Carbon Black EDR

Solution Overview
VMware Carbon Black EDR is an advanced threat hunting and incident response solution delivering continuous visibility for top security operations centers (SOCs) and incident response (IR) teams. Carbon Black EDR is delivered through the VMware Carbon Black Cloud, a next-generation endpoint protection platform that consolidates security in the cloud using a single agent, console and dataset.

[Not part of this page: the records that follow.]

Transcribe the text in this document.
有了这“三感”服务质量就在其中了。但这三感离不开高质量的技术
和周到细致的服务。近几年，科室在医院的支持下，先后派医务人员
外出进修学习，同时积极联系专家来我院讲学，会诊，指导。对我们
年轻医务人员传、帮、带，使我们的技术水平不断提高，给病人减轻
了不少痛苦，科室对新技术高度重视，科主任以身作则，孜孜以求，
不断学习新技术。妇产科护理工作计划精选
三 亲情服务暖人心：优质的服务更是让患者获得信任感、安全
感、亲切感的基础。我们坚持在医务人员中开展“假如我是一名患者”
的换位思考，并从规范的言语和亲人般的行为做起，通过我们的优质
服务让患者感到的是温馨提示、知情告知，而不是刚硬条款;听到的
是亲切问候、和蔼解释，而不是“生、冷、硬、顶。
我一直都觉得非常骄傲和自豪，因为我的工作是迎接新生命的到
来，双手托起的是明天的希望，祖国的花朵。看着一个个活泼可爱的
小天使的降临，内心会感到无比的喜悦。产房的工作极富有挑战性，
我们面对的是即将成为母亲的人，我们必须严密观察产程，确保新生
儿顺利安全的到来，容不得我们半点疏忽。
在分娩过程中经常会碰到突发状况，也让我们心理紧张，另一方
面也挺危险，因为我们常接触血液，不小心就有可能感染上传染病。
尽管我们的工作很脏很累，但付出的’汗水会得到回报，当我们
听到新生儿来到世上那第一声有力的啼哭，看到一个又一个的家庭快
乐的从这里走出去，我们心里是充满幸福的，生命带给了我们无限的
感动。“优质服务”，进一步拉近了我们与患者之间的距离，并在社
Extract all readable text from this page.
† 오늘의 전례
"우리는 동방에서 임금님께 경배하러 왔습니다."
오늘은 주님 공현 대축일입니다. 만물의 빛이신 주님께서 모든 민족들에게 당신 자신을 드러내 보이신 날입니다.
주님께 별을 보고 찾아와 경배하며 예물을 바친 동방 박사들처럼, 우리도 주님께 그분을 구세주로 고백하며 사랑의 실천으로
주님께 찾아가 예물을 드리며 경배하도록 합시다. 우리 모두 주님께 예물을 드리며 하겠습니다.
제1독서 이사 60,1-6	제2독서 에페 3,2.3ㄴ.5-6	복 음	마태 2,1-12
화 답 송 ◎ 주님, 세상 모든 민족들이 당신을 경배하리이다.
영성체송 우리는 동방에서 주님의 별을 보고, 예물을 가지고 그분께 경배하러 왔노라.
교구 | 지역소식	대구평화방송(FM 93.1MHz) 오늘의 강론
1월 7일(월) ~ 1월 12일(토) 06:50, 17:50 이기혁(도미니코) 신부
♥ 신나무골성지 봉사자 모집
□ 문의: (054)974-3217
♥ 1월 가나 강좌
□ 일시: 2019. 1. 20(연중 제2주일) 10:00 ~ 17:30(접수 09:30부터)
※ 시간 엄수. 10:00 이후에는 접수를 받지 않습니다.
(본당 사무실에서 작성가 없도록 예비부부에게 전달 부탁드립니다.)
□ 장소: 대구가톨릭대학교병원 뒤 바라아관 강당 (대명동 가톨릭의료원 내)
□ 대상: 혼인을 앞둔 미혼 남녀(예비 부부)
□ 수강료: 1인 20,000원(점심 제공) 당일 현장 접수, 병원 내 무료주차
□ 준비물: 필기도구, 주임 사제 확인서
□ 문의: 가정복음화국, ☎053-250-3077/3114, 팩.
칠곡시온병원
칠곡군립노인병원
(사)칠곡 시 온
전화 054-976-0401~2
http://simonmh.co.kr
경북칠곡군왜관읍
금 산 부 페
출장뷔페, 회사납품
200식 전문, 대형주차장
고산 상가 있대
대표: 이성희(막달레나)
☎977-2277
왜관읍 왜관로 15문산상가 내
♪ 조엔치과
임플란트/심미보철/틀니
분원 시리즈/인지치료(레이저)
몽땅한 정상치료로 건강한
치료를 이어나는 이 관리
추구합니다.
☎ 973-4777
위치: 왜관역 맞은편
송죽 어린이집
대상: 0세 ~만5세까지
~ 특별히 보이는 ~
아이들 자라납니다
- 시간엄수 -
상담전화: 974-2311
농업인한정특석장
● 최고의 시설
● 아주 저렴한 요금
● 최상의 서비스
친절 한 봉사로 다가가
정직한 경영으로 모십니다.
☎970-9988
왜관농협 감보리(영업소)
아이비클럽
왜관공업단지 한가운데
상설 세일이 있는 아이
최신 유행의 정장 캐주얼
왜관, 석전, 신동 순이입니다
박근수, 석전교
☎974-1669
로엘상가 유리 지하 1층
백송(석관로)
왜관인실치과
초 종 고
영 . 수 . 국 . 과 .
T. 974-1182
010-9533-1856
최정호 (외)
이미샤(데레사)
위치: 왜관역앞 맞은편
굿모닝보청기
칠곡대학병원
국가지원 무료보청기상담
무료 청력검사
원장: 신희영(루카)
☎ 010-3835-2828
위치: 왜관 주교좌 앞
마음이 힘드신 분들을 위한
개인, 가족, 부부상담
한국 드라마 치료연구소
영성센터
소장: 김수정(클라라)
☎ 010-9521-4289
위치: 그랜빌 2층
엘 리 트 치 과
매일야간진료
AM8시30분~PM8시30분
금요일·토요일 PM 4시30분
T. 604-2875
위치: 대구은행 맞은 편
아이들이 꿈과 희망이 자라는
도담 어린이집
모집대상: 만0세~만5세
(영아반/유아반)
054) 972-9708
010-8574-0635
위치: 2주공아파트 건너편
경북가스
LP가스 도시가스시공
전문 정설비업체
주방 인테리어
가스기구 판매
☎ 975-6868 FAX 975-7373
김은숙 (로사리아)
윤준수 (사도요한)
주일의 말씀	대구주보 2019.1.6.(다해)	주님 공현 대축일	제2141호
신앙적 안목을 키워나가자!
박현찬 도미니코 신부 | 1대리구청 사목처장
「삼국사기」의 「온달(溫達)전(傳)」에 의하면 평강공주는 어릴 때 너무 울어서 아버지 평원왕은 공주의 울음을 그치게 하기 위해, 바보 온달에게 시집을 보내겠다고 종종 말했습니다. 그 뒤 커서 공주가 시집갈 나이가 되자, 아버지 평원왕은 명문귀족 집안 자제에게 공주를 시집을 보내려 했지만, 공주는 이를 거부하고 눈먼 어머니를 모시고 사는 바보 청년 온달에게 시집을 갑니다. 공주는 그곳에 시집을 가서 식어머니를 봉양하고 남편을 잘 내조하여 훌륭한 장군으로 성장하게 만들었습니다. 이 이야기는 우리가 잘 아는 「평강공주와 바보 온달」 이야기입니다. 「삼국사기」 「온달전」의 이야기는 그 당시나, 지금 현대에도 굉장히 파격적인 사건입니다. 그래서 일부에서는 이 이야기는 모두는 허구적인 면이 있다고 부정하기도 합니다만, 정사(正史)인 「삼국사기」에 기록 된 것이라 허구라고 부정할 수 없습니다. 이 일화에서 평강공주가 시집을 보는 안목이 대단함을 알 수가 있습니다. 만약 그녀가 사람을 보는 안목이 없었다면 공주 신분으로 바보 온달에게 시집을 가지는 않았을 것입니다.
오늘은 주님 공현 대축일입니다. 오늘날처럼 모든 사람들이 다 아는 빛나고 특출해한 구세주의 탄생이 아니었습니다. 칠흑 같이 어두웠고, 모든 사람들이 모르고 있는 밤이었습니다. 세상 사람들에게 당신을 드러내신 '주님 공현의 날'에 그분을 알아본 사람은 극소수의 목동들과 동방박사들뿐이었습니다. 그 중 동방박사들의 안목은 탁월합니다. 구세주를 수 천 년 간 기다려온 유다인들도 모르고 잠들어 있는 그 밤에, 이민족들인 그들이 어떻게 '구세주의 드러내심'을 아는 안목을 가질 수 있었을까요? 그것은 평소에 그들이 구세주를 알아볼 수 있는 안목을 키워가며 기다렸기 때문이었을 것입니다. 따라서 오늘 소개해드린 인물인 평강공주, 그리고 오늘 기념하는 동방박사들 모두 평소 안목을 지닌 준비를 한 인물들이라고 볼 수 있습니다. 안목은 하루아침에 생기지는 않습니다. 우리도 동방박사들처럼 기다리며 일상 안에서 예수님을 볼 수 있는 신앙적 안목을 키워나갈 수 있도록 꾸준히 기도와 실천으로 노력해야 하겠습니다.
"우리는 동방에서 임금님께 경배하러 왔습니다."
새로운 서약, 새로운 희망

Using data continuously collected and sent to the VMware Carbon Black Cloud, Carbon Black EDR provides immediate access to the most complete picture of an attack at all times, reducing lengthy investigations from days to minutes. This empowers teams to proactively hunt for threats, uncover suspicious behavior, disrupt active attacks and address gaps in defenses before attackers can. 

Along with continuous visibility, Carbon Black EDR gives you the power to respond and remediate in real time, stopping active attacks and repairing damage quickly.

Goals & Objectives

This scheduled lab environment provides an overview of the features and functionality of VMware's Carbon Black EDR platform. Understand how this solution can be used for threat hunting, incident response, alert validation and triage, root cause analysis, forensic investigations, host isolation and remote remediation.

Learn about the benefits this solution provides:

  • Reduced complexity for more efficient endpoint security
  • Easy deployment, automated updates, and elastic scalability
  • Accelerated investigations with continuous endpoint visibility
  • Complete understanding of root cause to close existing gaps
  • Secure remote access for investigations
  • Greatly reduced dwell time and average time to resolution

Hardware & Software

This lab consists of the following hardware and software:

  • VMware Carbon Black EDR

Server Devices
  • 1x Windows Jumphost (Windows Server 2016).
  • 1x Generic Server (Windows Server 2012).
  • 1x Generic Server (Windows Server 2016).
  • 1x Generic Server (Red Hat Enterprise Linux 7).
  • 1x Generic Server (CentOS 7).
  • 1x Generic Server (Solaris 11).

Client Devices 
  • 1x Attack Client (Windows 10 Enterprise).
  • 1x Generic Client (Windows 7 Enterprise).
  • 1x Attack Host (Kali Linux 2018).